The AskPhilosophers logo.

Science

Let's say that by positing the existence of some unobservable entities (e.g., strings), we can form theories which reliably predict observable behavior. Does the success of such theories provide evidence that the posited entities actually EXIST? Or is the significance of such entities merely heuristic?
Accepted:
February 20, 2008

Comments

Peter Smith
February 23, 2008 (changed February 23, 2008) Permalink

Ian Hacking, in his very readable book Representing and Intervening, describes an experiment done by a friend which involved changing the electrical charge on a minuscule ball of niobium. And how was that done, he asked? His friend said "Well, we spray it with positrons to increase the charge or with electrons to decrease the charge". And Hacking comments "From that that day forth, I've been a scientific realist. So far as I'm concerned, if you can spray them then they are real."

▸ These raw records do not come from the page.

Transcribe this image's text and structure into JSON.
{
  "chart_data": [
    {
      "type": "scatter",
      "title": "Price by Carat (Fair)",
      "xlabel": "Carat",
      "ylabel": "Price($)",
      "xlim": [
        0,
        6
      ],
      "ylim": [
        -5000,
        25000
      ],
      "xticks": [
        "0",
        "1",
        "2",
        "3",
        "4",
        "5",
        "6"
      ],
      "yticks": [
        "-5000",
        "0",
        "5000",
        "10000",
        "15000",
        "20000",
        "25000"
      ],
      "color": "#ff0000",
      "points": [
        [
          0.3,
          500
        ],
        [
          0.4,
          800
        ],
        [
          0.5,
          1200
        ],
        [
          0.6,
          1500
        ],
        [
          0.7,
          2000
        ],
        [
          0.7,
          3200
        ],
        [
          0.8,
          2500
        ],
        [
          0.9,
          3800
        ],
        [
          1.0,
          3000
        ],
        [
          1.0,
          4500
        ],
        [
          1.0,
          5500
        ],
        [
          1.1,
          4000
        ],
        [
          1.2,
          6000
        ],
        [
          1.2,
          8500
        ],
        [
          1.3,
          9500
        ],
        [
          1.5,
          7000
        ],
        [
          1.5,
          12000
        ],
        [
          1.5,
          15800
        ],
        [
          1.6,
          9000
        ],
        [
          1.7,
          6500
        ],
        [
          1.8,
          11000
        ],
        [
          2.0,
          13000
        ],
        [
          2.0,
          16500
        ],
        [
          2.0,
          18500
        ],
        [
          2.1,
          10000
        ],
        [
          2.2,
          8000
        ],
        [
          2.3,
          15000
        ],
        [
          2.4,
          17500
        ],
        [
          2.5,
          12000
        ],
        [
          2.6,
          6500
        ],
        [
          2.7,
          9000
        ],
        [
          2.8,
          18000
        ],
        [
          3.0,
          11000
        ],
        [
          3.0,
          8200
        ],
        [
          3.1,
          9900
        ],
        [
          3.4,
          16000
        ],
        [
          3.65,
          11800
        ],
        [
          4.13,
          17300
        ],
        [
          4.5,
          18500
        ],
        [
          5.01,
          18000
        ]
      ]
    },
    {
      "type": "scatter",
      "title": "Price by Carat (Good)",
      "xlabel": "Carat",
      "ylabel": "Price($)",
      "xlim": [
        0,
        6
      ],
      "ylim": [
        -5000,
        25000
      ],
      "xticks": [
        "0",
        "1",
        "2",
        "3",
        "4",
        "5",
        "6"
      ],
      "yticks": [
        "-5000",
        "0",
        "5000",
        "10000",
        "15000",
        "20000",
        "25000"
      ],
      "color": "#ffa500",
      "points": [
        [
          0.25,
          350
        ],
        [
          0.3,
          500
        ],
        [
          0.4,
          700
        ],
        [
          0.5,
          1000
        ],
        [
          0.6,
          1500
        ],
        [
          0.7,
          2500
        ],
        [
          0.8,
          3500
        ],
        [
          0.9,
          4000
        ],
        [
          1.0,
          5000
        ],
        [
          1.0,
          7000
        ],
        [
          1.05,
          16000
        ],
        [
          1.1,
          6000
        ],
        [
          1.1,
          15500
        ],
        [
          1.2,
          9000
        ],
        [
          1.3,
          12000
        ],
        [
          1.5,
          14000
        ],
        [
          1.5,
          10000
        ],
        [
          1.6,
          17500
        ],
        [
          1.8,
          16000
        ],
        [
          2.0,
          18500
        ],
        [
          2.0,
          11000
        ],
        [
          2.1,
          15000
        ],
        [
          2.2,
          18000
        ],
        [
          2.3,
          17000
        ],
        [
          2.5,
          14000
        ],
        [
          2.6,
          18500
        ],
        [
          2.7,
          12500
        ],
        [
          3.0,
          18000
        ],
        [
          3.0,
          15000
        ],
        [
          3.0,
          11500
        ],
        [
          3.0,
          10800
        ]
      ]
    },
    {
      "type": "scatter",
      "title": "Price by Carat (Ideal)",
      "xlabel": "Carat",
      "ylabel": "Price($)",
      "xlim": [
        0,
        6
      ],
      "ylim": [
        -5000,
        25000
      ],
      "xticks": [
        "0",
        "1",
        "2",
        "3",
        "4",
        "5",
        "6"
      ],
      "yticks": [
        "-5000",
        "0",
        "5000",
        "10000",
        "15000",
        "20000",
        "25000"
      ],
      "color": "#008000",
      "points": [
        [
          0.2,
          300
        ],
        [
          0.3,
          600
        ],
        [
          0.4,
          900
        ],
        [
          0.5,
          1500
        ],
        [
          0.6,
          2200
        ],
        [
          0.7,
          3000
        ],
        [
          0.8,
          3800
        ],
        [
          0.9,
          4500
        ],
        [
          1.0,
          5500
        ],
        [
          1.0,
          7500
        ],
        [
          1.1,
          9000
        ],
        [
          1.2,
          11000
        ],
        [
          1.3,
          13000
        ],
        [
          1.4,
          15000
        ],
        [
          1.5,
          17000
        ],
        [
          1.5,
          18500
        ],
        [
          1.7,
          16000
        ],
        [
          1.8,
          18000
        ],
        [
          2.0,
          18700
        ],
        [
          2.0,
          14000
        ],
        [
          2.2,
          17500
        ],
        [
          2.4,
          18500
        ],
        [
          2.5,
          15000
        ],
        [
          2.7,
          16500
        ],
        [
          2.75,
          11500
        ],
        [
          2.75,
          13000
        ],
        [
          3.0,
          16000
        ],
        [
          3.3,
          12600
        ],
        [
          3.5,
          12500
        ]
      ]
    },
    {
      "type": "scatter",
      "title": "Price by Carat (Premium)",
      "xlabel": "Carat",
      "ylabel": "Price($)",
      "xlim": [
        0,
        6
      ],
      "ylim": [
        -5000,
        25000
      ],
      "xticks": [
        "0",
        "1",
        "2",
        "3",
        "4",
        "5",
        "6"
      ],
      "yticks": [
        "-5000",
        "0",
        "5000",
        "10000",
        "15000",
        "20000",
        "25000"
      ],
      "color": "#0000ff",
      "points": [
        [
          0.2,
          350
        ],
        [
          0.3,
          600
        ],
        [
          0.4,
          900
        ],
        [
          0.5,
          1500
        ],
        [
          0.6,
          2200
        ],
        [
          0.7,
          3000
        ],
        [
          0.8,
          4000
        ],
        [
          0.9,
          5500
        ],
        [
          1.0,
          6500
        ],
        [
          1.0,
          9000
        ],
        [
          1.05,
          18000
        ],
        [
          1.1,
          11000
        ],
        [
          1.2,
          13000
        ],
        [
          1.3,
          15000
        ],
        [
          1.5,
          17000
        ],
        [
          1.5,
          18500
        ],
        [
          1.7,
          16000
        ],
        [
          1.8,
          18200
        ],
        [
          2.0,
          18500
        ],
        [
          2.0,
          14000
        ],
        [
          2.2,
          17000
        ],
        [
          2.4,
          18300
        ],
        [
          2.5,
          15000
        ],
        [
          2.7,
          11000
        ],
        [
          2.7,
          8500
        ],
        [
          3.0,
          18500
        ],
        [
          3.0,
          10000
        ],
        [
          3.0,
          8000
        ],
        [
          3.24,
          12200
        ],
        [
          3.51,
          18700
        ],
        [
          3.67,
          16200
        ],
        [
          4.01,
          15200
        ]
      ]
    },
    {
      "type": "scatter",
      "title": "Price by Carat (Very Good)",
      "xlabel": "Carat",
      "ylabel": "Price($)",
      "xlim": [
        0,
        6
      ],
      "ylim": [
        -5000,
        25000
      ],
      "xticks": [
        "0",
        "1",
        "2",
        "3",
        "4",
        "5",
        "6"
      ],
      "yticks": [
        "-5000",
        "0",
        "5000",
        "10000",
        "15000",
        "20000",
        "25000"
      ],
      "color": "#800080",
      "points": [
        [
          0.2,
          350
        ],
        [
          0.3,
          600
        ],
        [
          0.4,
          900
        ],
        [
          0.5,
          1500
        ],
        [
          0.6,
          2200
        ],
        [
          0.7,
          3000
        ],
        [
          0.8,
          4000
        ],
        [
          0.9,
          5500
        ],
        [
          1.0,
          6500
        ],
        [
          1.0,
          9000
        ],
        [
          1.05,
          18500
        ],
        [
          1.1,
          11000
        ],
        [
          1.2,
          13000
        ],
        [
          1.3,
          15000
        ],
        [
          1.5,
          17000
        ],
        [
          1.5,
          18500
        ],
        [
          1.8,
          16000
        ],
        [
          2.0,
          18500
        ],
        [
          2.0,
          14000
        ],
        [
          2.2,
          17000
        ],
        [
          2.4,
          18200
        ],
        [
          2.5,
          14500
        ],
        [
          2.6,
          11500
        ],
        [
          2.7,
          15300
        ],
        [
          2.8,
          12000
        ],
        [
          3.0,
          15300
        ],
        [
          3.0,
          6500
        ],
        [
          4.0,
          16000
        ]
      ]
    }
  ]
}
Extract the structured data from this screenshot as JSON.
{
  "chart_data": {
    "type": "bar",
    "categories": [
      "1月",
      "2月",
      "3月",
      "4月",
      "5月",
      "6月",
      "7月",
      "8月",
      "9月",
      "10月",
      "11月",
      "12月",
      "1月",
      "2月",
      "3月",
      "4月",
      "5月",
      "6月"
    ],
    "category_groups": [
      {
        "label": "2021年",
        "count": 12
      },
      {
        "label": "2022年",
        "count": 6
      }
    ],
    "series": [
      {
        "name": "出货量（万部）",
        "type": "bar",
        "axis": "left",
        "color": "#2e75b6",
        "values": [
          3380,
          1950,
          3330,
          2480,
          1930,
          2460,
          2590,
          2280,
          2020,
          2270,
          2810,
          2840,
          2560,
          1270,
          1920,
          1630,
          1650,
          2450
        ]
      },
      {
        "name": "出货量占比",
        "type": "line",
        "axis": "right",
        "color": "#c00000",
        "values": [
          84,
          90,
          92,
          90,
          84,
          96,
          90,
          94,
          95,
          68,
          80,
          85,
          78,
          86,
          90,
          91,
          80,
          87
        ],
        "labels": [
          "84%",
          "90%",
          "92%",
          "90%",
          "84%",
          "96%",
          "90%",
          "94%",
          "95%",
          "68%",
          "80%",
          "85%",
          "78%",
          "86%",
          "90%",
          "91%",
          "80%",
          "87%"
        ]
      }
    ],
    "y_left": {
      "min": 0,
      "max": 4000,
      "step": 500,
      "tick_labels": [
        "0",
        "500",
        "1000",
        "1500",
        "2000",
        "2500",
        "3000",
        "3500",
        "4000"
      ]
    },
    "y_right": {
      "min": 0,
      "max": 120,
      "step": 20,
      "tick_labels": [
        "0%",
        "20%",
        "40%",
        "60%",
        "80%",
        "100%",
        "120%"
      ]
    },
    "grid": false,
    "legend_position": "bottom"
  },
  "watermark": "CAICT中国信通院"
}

Hacking's story remind us that many of our best theories about "unobservables" enable us to do a lot more than reliably predict observable behaviour in a hands-off, watching-from-the-sidelines, sort of way. They do more than merely tell us a story about a supposed hidden substructure of the world, something that we could perhaps treat as a "just so" story, a useful fiction, a "heuristic". Our theories guide us in causally manipulating unobservables, and in causally producing desired observable effects. We can reach in and tweak causal micro-processes, spraying electrons, cutting up DNA strands, and the like (or at least, that is how it is natural to describe what we are doing). How are we to understand what we are up if we suppose that such micro-processes and micro-objects are actually mere fictions?

Indeed, do we even understand what such a supposition really means? Imagine that Jack and Jill are engaged in the experiment Hacking mentions. Day in, day out, they improve the design of their experimental apparatus, improve their techniques for spraying very sparse streams of electron onto the niobium ball, and so forth. They talk in the laboratory incessantly of electrons, positrons, molecules and other other unobservables, and cheerfully use the relevant parts of the best going theories about such things, with great success. And now let's ask: what would really be at stake if one night Jack were to say in the pub afterwards, "But for all that, you know, I think electrons don't really EXIST"? (Shouting or thumping the table as he says it doesn't make what is at stake any clearer!)

In the laboratory Jack cheerfully talks about electrons, and works out how to spray them around with ever increasing accuracy. It isn't, we are supposing, that he has common-or-garden scientific reservations about what he is up to, any more than Jill has. So what could his purported philosophical reservations about some idea of capital-E existence really amount to? It isn't, to say the least, entirely clear, until we get a lot more explanation.

Now, of course, these quick remarks can only be the beginnings of a long and complex set of arguments about scientific realism. But perhaps they are just enough to suggest that the common-sensical realist view of at least some theories about unobservables (the theories that guide micro-technologies, for a start) has something going for it -- at least as a default starting point, pending some strong counter-arguments. (Philosophy being philosophy, there are of course those who try to offer such counter-arguments!)

The question of the status of string theory, however, is a whole different can of worms!